Tritium activated zinc sulphide was being imported by the company. The
cargo, with airway bill number 098-7249-5150 and IGM number 1289-2000, was
stored in the godown during the fire at the MSIL air cargo complex on June
4. However, the company has
denied any knowledge of such cargo imported by it. According to sources, in
a letter to the General Manager of MSIL on June 3, the company stated that
the cargo of tritium activated zinc sulphide must not be disposed of as
ordinary waste, but should be treated as nuclear radioactive waste. The
company is also said to have forwarded a copy of the letter to the Bhabha
Atomic Research Centre in Mumbai.
Sources say that the temperature inside the godown was high enough to
melt the lead containers of the radioactive material, and expose it.
However, it is not known if the concentration of tritium in the cargo was
high enough to be dangerous.
The scientific officers from the Forensic Sciences Laboratories, who
are investigating the fire, collected evidence from the air cargo godown
over two days.

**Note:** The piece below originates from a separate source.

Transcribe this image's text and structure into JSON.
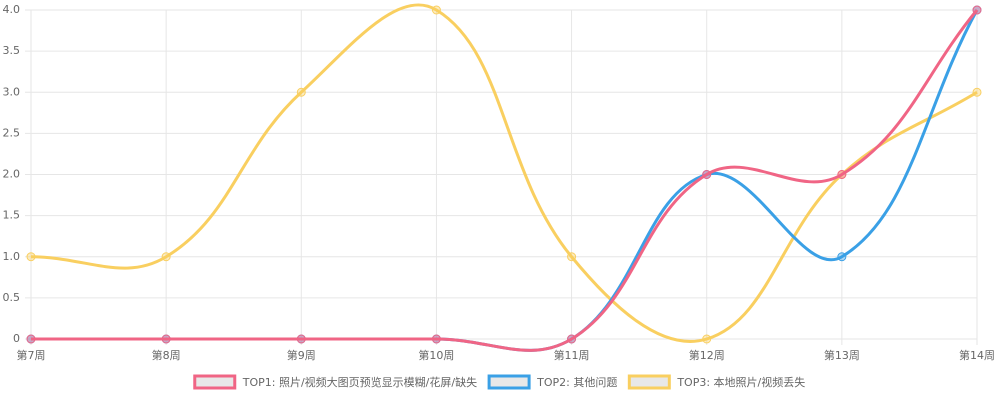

It is not known if they were exposed to any radioactivity.
When contacted, the Director of the laboratories, Dr. B.M.Mohan, said
that the FSL was not equipped to handle radioactive material, and the
disposal of the cargo must be handled by competent professionals.
An expert on aspects of safety relating to atomic energy told The Hindu
that the actual quantity of tritium was usually too low in the case of
tritium activated zinc sulphide for it to be harmful. The radioactive
concentration of tritium that may be present was also low in this case, he
said.

=46urther, there is the possibility of the tritium being locked-in by the
melting lead pots which would solidify into single units. Tritium gets
easily mixed in the atmosphere. If ingested, it gets eliminated in the
normal process in two to six days in the Indian conditions where people
drink a lot of water. Tritium activated zinc sulphide, a phosphorescent
material, is used in the manufacture of dials. Tritium is being phased out
from the process in favour of promethium, which is less harmful.